Consider the universal human need for social status. Name-calling someone as “victim” leaves but one strategy for improving social status above whipping boy: membership to a special class of victim or martyr.

We see this played-out in various ways, including the virtual celebrity status afforded victims of bullying — especially those who take their own lives. They receive all the attention, affection, praise and status they didn’t achieve in life. Compare, if you dare, the celebrity status of bullied-to-suicide victims with the (similar) media notoriety afforded school shooters.

Silver Lining Syndrome:

Making the most of what one has is a hallmark of creativity and intelligence. So, when adults, as well as one’s peers, seem to be identifying a child as “victim” — it is not unnatural or unusual — and shouldn’t be unexpected — for them to find an up-side to the role they’ve been force-cast into.

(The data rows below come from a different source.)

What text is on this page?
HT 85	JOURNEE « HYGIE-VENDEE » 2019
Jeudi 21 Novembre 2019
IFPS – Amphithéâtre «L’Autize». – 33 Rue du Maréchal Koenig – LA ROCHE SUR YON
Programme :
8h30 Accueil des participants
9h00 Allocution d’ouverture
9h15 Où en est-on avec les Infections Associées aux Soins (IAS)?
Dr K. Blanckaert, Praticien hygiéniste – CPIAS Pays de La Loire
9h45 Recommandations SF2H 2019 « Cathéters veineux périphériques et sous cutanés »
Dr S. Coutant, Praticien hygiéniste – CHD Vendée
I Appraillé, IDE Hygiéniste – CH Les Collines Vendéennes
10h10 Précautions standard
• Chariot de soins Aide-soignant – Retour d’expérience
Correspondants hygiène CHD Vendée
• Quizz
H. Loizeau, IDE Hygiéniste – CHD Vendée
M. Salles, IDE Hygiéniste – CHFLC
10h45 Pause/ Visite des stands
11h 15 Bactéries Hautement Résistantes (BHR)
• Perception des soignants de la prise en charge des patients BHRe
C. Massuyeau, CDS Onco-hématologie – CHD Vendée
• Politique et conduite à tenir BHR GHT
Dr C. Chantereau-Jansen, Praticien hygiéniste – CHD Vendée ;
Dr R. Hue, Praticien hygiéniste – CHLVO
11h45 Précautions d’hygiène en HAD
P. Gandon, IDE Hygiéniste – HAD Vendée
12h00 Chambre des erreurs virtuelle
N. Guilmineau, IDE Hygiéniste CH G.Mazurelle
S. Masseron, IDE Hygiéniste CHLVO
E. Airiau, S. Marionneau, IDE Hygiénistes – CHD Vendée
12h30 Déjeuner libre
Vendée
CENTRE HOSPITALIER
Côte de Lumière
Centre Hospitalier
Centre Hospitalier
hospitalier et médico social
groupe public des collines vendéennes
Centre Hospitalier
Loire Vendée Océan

Even my cats are smart enough to act-out to get attention. And, you’ve likely seen a youngster accept the role of “shy child” to gain much more attention than they would otherwise receive. So, type-casting in such roles as “troublemaker”, “shy child” or “victim” can have a silver lining in the form of attention and special status. From this, a symbiosis between bully and target can arise. This is not a condemnation; it is an observation of magnificence in unconscious intelligence, adaptation, and creativity…

Life-Long Risk:

You probably know someone whose narrative of every restaurant adventure involves an insolent, abusive, or incompetent wait staff — or bad or cold food — or food poisoning. Everywhere they go, they meet the meanest or most insensitive people. Such a person just can’t have a good restaurant experience. Yet, they’re willing to go out — especially if the occasion is special and the group large…

Who do you know that fits this description?

I’m not a psychic; I just know the story line of the “professional victim”. Many such people have various disabilities — some of which become a literal vocation, despite the person being rather capable in a variety of ways. How did those people move from bright-eyed youngsters into the mid-life professional victims I meet in my clinical practice?

My surveys indicate that at some point, they accepted the name-calling and labeling — accepted that they were “victims” of some kind. It became their identity and their self-image. They made lemonade from those lemons, and that became the narrative of their life story from that point forward.

To me, the greatest cost of bullying is that the “bully”, or the “victim” — or both — wind up type-cast in these roles, living various versions of those things for most or all of their lives. I meet these people when they come to my clinic in their 40’s, 50’s and 60’s, stuck in the patterns of those labels — and suffering.